PROGRESO, ¿HACIA DÓNDE?

El progreso es otra de las palabras que los políticos siempre sacan a relucir en sus discursos a favor del cambio, como si el mero hecho de romper con lo establecido fuese signo de un bien para la sociedad. El mito del progreso indefinido hacia una humanidad cada vez más libre, feliz y perfecta, surgió en el siglo dieciocho por obra de los mentores de la Ilustración; se presenta como la realización de la Razón a través de la historia en la filosofía de Hegel; y se convierte en uno de los principios fundamentales del marxismo, y que todavía pervive en las ideologías de izquierda. Esta idea de que todo va progresando hacia lo mejor con el paso del tiempo, viene avalada por el evolucionismo biológico que opera en la naturaleza, de una parte, y por el desarrollo impresionante de las ciencias tecnológicas que han cambiado la faz del mundo, de la otra. Y es natural que la gente tenga este convencimiento: si el progreso de la humanidad hacia cuotas cada vez más altas de bienestar es un hecho innegable, tal como vemos por el desarrollo de la ciencia y de las conquistas sociales, ¿cómo no admitir que todo lo que representa ruptura con el pasado y advenimiento de lo nuevo se ha de saludar como un progreso?

Cuando no se ejerce la reflexión y el análisis crítico, es muy fácil confundir planos y tomar por realidad lo que es un mito, y así sucede con la idea de progreso. Es verdad incontestable que la ciencia progresa indefinidamente en sus avances tecnológicos de los que deriva un mayor y más extenso bienestar de la humanidad; pero de ningún modo es verdad que el mundo progresa éticamente y que los hombres nos hacemos cada día más humanos por ley de la historia, tal como predican los ideólogos del progreso. La ética no depende de leyes evolutivas, sino del comportamiento personal, y los hombres nos hacemos mejores o peores según el buen o mal uso de nuestra libertad independientemente de la época que nos toca vivir. Los hechos, por lo demás, no avalan la idea progresista, porque las mayores atrocidades de la historia las han cometido los hombres, no en las épocas oscurantistas del pasado, sino en la época moderna precisamente. ¿Con qué fundamento se puede proclamar que la humanidad se hace mejor con el paso del tiempo, viendo los millones y millones de muertos de las dos guerras mundiales, los genocidios planificados de los regímenes comunistas, o el aniquilamiento sistemático de innumerables seres inocentes con la legalización del aborto?

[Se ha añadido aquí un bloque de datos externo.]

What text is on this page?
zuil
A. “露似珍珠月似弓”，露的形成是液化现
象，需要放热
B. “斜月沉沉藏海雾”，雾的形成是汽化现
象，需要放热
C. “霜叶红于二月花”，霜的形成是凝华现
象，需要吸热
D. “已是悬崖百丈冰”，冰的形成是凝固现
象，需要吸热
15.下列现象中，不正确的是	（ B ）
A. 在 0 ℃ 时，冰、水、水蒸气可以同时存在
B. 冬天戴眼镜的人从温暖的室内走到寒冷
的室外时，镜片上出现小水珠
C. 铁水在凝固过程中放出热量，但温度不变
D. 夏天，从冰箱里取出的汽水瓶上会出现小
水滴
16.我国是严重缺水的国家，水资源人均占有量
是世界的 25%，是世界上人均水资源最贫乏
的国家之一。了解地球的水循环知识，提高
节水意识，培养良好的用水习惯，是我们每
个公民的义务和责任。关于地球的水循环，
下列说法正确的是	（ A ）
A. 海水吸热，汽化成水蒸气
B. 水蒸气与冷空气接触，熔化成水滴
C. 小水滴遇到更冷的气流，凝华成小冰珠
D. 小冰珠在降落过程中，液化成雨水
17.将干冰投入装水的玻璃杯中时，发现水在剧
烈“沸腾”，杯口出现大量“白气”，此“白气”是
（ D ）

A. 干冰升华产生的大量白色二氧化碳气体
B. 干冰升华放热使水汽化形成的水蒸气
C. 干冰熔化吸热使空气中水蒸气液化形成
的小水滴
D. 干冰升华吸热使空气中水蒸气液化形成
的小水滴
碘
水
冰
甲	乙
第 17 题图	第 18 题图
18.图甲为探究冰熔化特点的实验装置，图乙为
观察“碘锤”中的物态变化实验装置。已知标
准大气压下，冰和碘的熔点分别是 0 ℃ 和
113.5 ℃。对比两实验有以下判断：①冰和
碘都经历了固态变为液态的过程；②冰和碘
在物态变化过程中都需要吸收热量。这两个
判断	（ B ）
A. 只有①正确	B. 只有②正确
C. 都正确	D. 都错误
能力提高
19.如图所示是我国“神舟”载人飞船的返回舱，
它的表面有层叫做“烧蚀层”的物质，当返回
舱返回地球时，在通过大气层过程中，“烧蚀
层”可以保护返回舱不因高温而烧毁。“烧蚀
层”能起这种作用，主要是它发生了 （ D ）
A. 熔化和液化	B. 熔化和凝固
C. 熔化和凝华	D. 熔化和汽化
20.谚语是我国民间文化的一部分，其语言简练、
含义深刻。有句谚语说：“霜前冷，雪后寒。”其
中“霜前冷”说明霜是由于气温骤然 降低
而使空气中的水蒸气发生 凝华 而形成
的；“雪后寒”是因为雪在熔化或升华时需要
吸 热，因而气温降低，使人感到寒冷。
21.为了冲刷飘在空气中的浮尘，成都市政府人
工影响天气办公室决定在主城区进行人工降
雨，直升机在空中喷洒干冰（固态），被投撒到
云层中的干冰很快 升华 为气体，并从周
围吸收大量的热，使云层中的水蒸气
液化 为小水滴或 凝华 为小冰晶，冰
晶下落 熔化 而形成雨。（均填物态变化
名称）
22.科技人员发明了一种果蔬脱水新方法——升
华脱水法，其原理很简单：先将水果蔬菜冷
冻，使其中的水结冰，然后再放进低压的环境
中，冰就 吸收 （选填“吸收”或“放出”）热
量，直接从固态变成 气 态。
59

La realidad, la terrible realidad, es la que desmiente este mito.

Como ocurre con las grandes palabras, la ambigüedad es siempre el caldo de cultivo en el que se mueve la idea de progreso cuando está en boca de sus predicadores. Es obvio que todo el mundo quiere progresar hacia lo mejor y nadie puede discutir este principio; pero lo que hay que considerar es si la ruptura y el cambio que suponen ciertas leyes es progreso de lo auténticamente humano, o más bien conducen a un grave retroceso en los valores éticos de la vida individual y colectiva. Porque progreso significa avance hacia lo más perfecto partiendo de lo que ya existe, no ruptura y destrucción. Y aquí reside justamente la ambigüedad del mito del progreso: que destruye y no construye, que rompe con valores y principios y no presenta ideales de recambio, que va encaminado al nihilismo moral de las conductas dando vía libre a los derechos sin limitaciones de la libertad y a los deseos inmorales del placer. Hay progresos hacia el bien, pero también progresos hacia el mal, y no se deben confundir las cosas al amparo de palabras que manipulan las mentes. Por eso, ante la ambigüedad de este mito social que tanto se proclama, deberíamos preguntarnos: progreso, ¿hacia dónde?, porque a lo peor estamos progresando hacia el abismo…

Isaac Riera

Isaac Riera Fernández es sacerdote Misionero del Sagrado Corazón, licenciado en filosofía por la Univ. Gregoriana de Roma, doctor en filosofía por la Univ. de Valencia y escritor.